True. Not sure what to do. Perhaps a public and legally binding commitment of some kind. But again, this seems standard. We can't ever fully know what bunkerchan or mastodon or any other server is doing with the data we send them.
> > A p2p network would be even less likely to ever fully delete a piece of data, once uploaded.
> For publicly shared data, sure. But privately shared data would only reach its intended recipents unencrypted, meaning you only have to trust them.
> I suggest you look into anonymous P2P networks.
See above: they don't currently work on a mobile client, as far as I know. Also, I thought that networks like IPFS never actually delete a piece of data. Which anonymous private networks are you thinking of? I initially set up a custom Kademlia P2P network for Comrad users, with the server just acting as the seed/prime node. All the data was encrypted E2E, but the users/nodes needed to know and remember each other's IP addresses in order to communicate.
> Good point, but the auto-deletion might make people more okay with sharing confidential information.
Fair enough. I guess you'd have to educate people what the risks are for any given action on the app.
> Since Comrad servers are not federated, if you decided to use an alternative instance you would only be able to communicate with the other 3 people who use it.
I meant something closer to piratebay: if the worry is that it could be shut down because it's only a single server, then it would be easy to spring it back up somewhere, and just change the .onion API address the app uses.
> There are already far too many social networks. What advantages does Comrad have compared to: ...

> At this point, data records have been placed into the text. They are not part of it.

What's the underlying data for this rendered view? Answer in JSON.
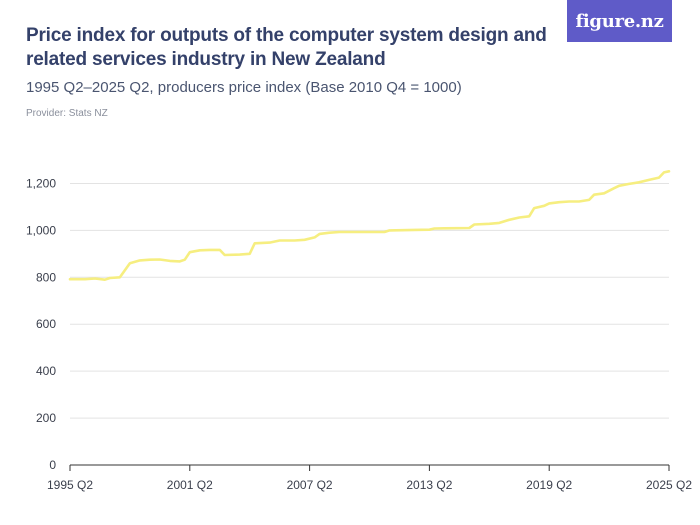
{
  "header": {
    "title": "Price index for outputs of the computer system design and related services industry in New Zealand",
    "subtitle": "1995 Q2–2025 Q2, producers price index (Base 2010 Q4 = 1000)",
    "provider": "Provider: Stats NZ",
    "logo_text": "figure.nz"
  },
  "colors": {
    "line": "#f6ee80",
    "grid": "#e3e3e3",
    "axis": "#333333",
    "logo_bg": "#5f5bc8"
  },
  "chart_data": {
    "type": "line",
    "title": "Price index for outputs of the computer system design and related services industry in New Zealand",
    "subtitle": "1995 Q2–2025 Q2, producers price index (Base 2010 Q4 = 1000)",
    "xlabel": "",
    "ylabel": "",
    "ylim": [
      0,
      1300
    ],
    "xlim": [
      1995.25,
      2025.25
    ],
    "grid": true,
    "legend": "none",
    "y_ticks": [
      0,
      200,
      400,
      600,
      800,
      1000,
      1200
    ],
    "y_tick_labels": [
      "0",
      "200",
      "400",
      "600",
      "800",
      "1,000",
      "1,200"
    ],
    "x_ticks": [
      1995.25,
      2001.25,
      2007.25,
      2013.25,
      2019.25,
      2025.25
    ],
    "x_tick_labels": [
      "1995 Q2",
      "2001 Q2",
      "2007 Q2",
      "2013 Q2",
      "2019 Q2",
      "2025 Q2"
    ],
    "series": [
      {
        "points": [
          [
            1995.25,
            792
          ],
          [
            1996.0,
            792
          ],
          [
            1996.5,
            795
          ],
          [
            1997.0,
            790
          ],
          [
            1997.25,
            797
          ],
          [
            1997.75,
            800
          ],
          [
            1998.25,
            860
          ],
          [
            1998.75,
            872
          ],
          [
            1999.25,
            875
          ],
          [
            1999.75,
            876
          ],
          [
            2000.25,
            870
          ],
          [
            2000.75,
            868
          ],
          [
            2001.0,
            875
          ],
          [
            2001.25,
            907
          ],
          [
            2001.75,
            915
          ],
          [
            2002.25,
            917
          ],
          [
            2002.75,
            917
          ],
          [
            2003.0,
            895
          ],
          [
            2003.75,
            897
          ],
          [
            2004.25,
            900
          ],
          [
            2004.5,
            945
          ],
          [
            2005.25,
            948
          ],
          [
            2005.75,
            957
          ],
          [
            2006.5,
            957
          ],
          [
            2007.0,
            960
          ],
          [
            2007.5,
            970
          ],
          [
            2007.75,
            985
          ],
          [
            2008.25,
            990
          ],
          [
            2008.75,
            993
          ],
          [
            2010.0,
            993
          ],
          [
            2011.0,
            993
          ],
          [
            2011.25,
            1000
          ],
          [
            2012.5,
            1002
          ],
          [
            2013.25,
            1003
          ],
          [
            2013.5,
            1008
          ],
          [
            2014.0,
            1009
          ],
          [
            2015.25,
            1010
          ],
          [
            2015.5,
            1025
          ],
          [
            2016.25,
            1028
          ],
          [
            2016.75,
            1032
          ],
          [
            2017.25,
            1045
          ],
          [
            2017.75,
            1055
          ],
          [
            2018.25,
            1060
          ],
          [
            2018.5,
            1095
          ],
          [
            2019.0,
            1105
          ],
          [
            2019.25,
            1115
          ],
          [
            2019.75,
            1120
          ],
          [
            2020.25,
            1123
          ],
          [
            2020.75,
            1123
          ],
          [
            2021.25,
            1130
          ],
          [
            2021.5,
            1152
          ],
          [
            2022.0,
            1158
          ],
          [
            2022.5,
            1180
          ],
          [
            2022.75,
            1190
          ],
          [
            2023.25,
            1198
          ],
          [
            2023.75,
            1205
          ],
          [
            2024.25,
            1215
          ],
          [
            2024.75,
            1225
          ],
          [
            2025.0,
            1247
          ],
          [
            2025.25,
            1252
          ]
        ]
      }
    ]
  }
}
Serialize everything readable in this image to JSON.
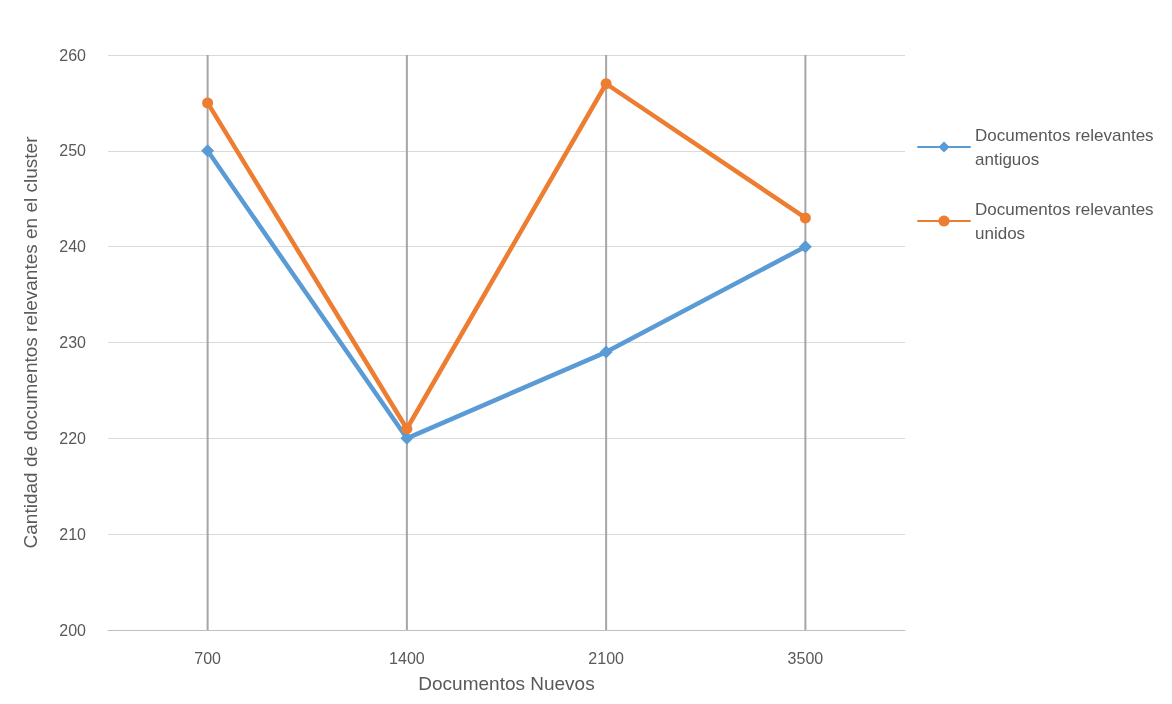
{
  "chart_data": {
    "type": "line",
    "xlabel": "Documentos Nuevos",
    "ylabel": "Cantidad de documentos relevantes en el cluster",
    "categories": [
      "700",
      "1400",
      "2100",
      "3500"
    ],
    "series": [
      {
        "name": "Documentos relevantes antiguos",
        "color": "#5b9bd5",
        "marker": "diamond",
        "values": [
          250,
          220,
          229,
          240
        ]
      },
      {
        "name": "Documentos relevantes unidos",
        "color": "#ed7d31",
        "marker": "circle",
        "values": [
          255,
          221,
          257,
          243
        ]
      }
    ],
    "ylim": [
      200,
      260
    ],
    "yticks": [
      200,
      210,
      220,
      230,
      240,
      250,
      260
    ],
    "grid": true,
    "legend": "right",
    "line_style": "solid"
  }
}
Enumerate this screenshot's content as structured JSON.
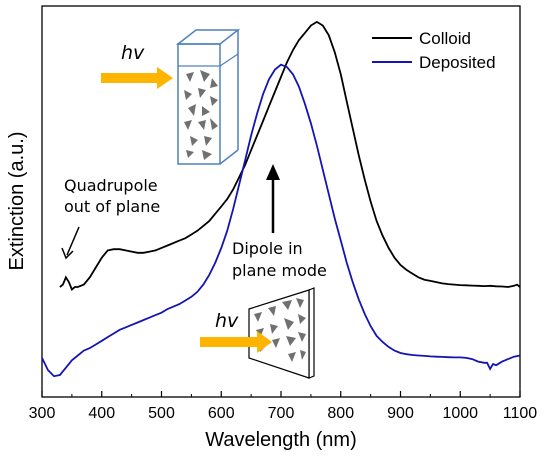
{
  "chart_data": {
    "type": "line",
    "xlabel": "Wavelength (nm)",
    "ylabel": "Extinction (a.u.)",
    "xlim": [
      300,
      1100
    ],
    "xticks": [
      "300",
      "400",
      "500",
      "600",
      "700",
      "800",
      "900",
      "1000",
      "1100"
    ],
    "y_ticks_labeled": false,
    "legend_position": "top-right",
    "series": [
      {
        "name": "Colloid",
        "color": "#000000",
        "x": [
          330,
          335,
          340,
          345,
          350,
          355,
          360,
          370,
          380,
          390,
          400,
          410,
          420,
          430,
          440,
          450,
          460,
          470,
          480,
          490,
          500,
          510,
          520,
          530,
          540,
          550,
          560,
          570,
          580,
          590,
          600,
          610,
          620,
          630,
          640,
          650,
          660,
          670,
          680,
          690,
          700,
          710,
          720,
          730,
          740,
          750,
          760,
          770,
          780,
          790,
          800,
          810,
          820,
          830,
          840,
          850,
          860,
          870,
          880,
          890,
          900,
          910,
          920,
          930,
          940,
          950,
          960,
          970,
          980,
          990,
          1000,
          1010,
          1020,
          1030,
          1040,
          1050,
          1060,
          1070,
          1080,
          1090,
          1095,
          1100
        ],
        "y": [
          0.3,
          0.31,
          0.34,
          0.32,
          0.29,
          0.3,
          0.3,
          0.31,
          0.34,
          0.38,
          0.42,
          0.45,
          0.455,
          0.455,
          0.45,
          0.445,
          0.44,
          0.44,
          0.445,
          0.45,
          0.46,
          0.47,
          0.48,
          0.49,
          0.5,
          0.515,
          0.53,
          0.55,
          0.57,
          0.6,
          0.63,
          0.66,
          0.7,
          0.75,
          0.8,
          0.86,
          0.92,
          0.98,
          1.04,
          1.1,
          1.16,
          1.22,
          1.27,
          1.31,
          1.34,
          1.37,
          1.385,
          1.37,
          1.33,
          1.26,
          1.17,
          1.06,
          0.95,
          0.84,
          0.74,
          0.65,
          0.57,
          0.51,
          0.46,
          0.42,
          0.39,
          0.37,
          0.355,
          0.34,
          0.33,
          0.325,
          0.32,
          0.315,
          0.312,
          0.31,
          0.308,
          0.307,
          0.306,
          0.305,
          0.304,
          0.305,
          0.303,
          0.302,
          0.3,
          0.305,
          0.31,
          0.3
        ]
      },
      {
        "name": "Deposited",
        "color": "#1414b4",
        "x": [
          300,
          310,
          320,
          330,
          340,
          350,
          360,
          370,
          380,
          390,
          400,
          410,
          420,
          430,
          440,
          450,
          460,
          470,
          480,
          490,
          500,
          510,
          520,
          530,
          540,
          550,
          560,
          570,
          580,
          590,
          600,
          610,
          620,
          630,
          640,
          650,
          660,
          670,
          680,
          690,
          700,
          710,
          720,
          730,
          740,
          750,
          760,
          770,
          780,
          790,
          800,
          810,
          820,
          830,
          840,
          850,
          860,
          870,
          880,
          890,
          900,
          910,
          920,
          930,
          940,
          950,
          960,
          970,
          980,
          990,
          1000,
          1010,
          1020,
          1030,
          1040,
          1045,
          1050,
          1055,
          1060,
          1070,
          1080,
          1090,
          1100
        ],
        "y": [
          0.01,
          -0.04,
          -0.065,
          -0.06,
          -0.03,
          0.0,
          0.02,
          0.04,
          0.05,
          0.065,
          0.08,
          0.095,
          0.11,
          0.125,
          0.135,
          0.145,
          0.155,
          0.165,
          0.175,
          0.185,
          0.195,
          0.21,
          0.22,
          0.23,
          0.245,
          0.26,
          0.28,
          0.31,
          0.35,
          0.4,
          0.46,
          0.53,
          0.62,
          0.72,
          0.82,
          0.92,
          1.01,
          1.09,
          1.15,
          1.19,
          1.21,
          1.2,
          1.17,
          1.12,
          1.05,
          0.97,
          0.88,
          0.78,
          0.68,
          0.58,
          0.49,
          0.4,
          0.32,
          0.25,
          0.19,
          0.14,
          0.1,
          0.075,
          0.055,
          0.04,
          0.03,
          0.025,
          0.022,
          0.02,
          0.018,
          0.016,
          0.015,
          0.014,
          0.013,
          0.012,
          0.012,
          0.01,
          0.005,
          -0.005,
          -0.01,
          -0.01,
          -0.035,
          -0.015,
          -0.02,
          -0.005,
          0.005,
          0.015,
          0.02
        ]
      }
    ],
    "annotations": [
      {
        "id": "quadrupole",
        "lines": [
          "Quadrupole",
          "out of plane"
        ]
      },
      {
        "id": "dipole",
        "lines": [
          "Dipole in",
          "plane mode"
        ]
      },
      {
        "id": "hv-top",
        "text": "hv"
      },
      {
        "id": "hv-bottom",
        "text": "hv"
      }
    ]
  },
  "colors": {
    "arrow_orange": "#ffb400",
    "cuvette_border": "#4f81bd",
    "particle_gray": "#707070"
  }
}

I try to lay that out [here](https://github.com/ComradOrg/Comrad/wiki/Comparison-of-alternative-social-networks),
but I guess in short it's basically just a more accessible mixture of those elements. It makes public key crypto and Tor accessible to normal people: it all works behind the scenes in a single app, which to all appearances works just like twitter.
Sorry for the long post, but thanks for your and everyone's comments, I appreciate it.